In an effort to provide additional information regarding the physico-chemical profile of DHA, the present study reported an instrumental solid-state analysis of the first-line antimalarial and potential anticancer agent. After confirming the identity and purity of DHA using spectroscopic technique (ATR-FTIR analysis), thermoanalytical investigations were carried out in order to evaluate the stability and kinetic for oxidative thermolysis of DHA. The performed thermal analysis (TG/DTG/HF) revealed a relatively low stability for DHA when subjected to thermal stress, which is an important aspect to be considered during the currently used manufacturing processes, but also during the development of new solid dosage forms, that are currently performed by various research teams.

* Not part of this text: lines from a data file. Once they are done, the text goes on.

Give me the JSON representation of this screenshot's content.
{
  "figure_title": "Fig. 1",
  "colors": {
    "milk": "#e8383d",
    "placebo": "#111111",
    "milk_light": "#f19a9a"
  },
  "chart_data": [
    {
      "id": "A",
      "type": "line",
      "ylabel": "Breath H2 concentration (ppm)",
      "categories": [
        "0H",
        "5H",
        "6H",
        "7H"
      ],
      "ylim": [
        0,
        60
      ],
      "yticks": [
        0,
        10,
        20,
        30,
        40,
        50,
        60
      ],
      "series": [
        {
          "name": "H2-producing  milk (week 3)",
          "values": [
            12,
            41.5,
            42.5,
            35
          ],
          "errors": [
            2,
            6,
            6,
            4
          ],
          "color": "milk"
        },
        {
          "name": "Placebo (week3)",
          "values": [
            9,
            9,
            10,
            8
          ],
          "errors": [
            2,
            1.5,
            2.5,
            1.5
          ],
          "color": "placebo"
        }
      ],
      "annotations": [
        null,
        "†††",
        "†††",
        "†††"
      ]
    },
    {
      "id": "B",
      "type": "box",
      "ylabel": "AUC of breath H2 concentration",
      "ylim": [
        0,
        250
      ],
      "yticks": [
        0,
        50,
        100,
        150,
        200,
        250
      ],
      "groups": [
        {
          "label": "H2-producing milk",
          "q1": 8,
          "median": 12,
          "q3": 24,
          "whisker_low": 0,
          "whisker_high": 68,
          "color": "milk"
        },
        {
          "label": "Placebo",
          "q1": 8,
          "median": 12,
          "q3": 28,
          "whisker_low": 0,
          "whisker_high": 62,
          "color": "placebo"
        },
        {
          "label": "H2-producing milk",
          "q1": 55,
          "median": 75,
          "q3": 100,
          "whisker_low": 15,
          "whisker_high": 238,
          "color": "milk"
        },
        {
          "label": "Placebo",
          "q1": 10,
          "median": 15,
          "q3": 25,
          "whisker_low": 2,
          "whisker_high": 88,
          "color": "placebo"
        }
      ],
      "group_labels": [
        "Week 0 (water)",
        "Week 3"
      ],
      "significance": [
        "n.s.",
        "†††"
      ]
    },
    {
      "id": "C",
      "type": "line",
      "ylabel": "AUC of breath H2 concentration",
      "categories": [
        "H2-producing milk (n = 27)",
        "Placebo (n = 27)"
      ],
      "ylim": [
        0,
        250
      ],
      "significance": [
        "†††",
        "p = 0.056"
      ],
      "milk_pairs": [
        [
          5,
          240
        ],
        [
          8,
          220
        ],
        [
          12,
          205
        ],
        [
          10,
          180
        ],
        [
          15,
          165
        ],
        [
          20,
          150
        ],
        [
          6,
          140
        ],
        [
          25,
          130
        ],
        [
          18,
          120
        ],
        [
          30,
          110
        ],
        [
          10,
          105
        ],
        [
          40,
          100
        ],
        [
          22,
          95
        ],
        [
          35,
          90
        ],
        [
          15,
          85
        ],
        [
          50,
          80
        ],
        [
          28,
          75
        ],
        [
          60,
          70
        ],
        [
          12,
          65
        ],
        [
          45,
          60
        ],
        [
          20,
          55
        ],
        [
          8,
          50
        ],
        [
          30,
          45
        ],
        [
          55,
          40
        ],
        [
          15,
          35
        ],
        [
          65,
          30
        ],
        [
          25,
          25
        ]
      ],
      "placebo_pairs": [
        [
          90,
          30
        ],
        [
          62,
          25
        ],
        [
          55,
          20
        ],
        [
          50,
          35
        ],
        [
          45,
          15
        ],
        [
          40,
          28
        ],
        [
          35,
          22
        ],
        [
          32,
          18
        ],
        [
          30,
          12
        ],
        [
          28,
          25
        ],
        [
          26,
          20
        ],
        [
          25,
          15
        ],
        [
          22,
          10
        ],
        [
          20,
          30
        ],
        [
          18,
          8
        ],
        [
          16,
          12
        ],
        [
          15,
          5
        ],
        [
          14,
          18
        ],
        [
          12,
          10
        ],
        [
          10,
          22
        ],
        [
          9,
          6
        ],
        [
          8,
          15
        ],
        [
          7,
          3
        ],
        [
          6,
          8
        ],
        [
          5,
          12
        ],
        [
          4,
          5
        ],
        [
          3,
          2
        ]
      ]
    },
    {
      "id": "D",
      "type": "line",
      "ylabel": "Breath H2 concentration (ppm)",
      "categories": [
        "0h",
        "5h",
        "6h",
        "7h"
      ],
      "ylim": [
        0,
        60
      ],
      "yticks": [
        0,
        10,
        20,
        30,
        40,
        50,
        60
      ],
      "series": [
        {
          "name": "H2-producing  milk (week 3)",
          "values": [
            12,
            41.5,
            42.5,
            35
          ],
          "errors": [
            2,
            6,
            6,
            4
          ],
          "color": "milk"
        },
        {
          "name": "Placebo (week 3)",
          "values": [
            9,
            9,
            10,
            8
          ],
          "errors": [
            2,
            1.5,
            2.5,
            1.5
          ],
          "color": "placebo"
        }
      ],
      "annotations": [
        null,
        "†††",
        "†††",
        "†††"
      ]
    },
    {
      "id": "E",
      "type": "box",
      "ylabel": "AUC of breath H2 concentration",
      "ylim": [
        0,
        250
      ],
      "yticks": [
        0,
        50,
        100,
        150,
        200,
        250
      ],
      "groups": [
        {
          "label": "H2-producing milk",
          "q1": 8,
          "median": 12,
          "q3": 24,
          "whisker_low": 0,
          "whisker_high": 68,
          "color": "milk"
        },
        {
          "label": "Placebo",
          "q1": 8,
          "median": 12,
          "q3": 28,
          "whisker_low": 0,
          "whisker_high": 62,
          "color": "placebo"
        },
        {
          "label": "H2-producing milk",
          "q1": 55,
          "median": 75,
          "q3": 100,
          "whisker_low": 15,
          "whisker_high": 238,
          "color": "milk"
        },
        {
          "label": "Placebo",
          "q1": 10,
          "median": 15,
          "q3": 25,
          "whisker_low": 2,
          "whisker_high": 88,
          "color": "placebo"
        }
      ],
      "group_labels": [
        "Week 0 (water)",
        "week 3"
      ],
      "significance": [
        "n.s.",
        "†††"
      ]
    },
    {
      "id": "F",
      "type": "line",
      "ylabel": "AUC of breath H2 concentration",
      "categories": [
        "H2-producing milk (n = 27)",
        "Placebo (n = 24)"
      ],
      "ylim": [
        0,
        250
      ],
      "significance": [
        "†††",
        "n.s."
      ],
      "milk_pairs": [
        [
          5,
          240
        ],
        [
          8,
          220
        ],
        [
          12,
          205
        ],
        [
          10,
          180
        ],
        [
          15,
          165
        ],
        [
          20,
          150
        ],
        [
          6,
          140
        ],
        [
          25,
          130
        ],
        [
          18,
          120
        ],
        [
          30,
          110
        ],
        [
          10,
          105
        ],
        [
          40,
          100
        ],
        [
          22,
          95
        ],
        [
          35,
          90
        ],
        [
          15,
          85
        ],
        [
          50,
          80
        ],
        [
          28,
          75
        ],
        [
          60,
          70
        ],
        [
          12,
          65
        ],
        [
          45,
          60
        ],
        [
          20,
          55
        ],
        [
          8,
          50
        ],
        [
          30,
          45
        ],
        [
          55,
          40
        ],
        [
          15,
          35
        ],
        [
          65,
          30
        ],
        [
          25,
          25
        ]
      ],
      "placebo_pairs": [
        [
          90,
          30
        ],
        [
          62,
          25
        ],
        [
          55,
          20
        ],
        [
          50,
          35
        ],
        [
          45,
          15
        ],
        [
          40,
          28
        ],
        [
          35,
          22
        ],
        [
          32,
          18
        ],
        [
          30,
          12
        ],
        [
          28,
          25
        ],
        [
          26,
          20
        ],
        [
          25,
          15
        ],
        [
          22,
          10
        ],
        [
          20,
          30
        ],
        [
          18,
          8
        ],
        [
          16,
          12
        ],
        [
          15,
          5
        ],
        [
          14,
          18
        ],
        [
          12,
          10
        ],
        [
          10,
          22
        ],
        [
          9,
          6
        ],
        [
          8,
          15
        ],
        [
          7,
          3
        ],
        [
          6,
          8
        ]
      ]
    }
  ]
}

The multiple step decomposition process observed in an oxidative atmosphere was revealed to take place simultaneously with the melting of DHA, as later on was confirmed by the use of NPK method.

In order to unveil the kinetic triplet that is associated with the thermooxidation of this drug, an in-depth analysis was performed. Since the two integral (FWO and KAS) and one differential (Fr) isoconversional methods employed revealed inconsistencies regarding the values of the apparent estimated Ea vs. α, the NPK method was used. As such, a two-step decomposition process was disclosed for DHA, both consisting in significant, albeit different, contributions to the mean apparent activation energy value. It was also revealed that both chemical degradations and physical transformations are involved in both processes determining the thermooxidation of the active pharmaceutical agent DHA.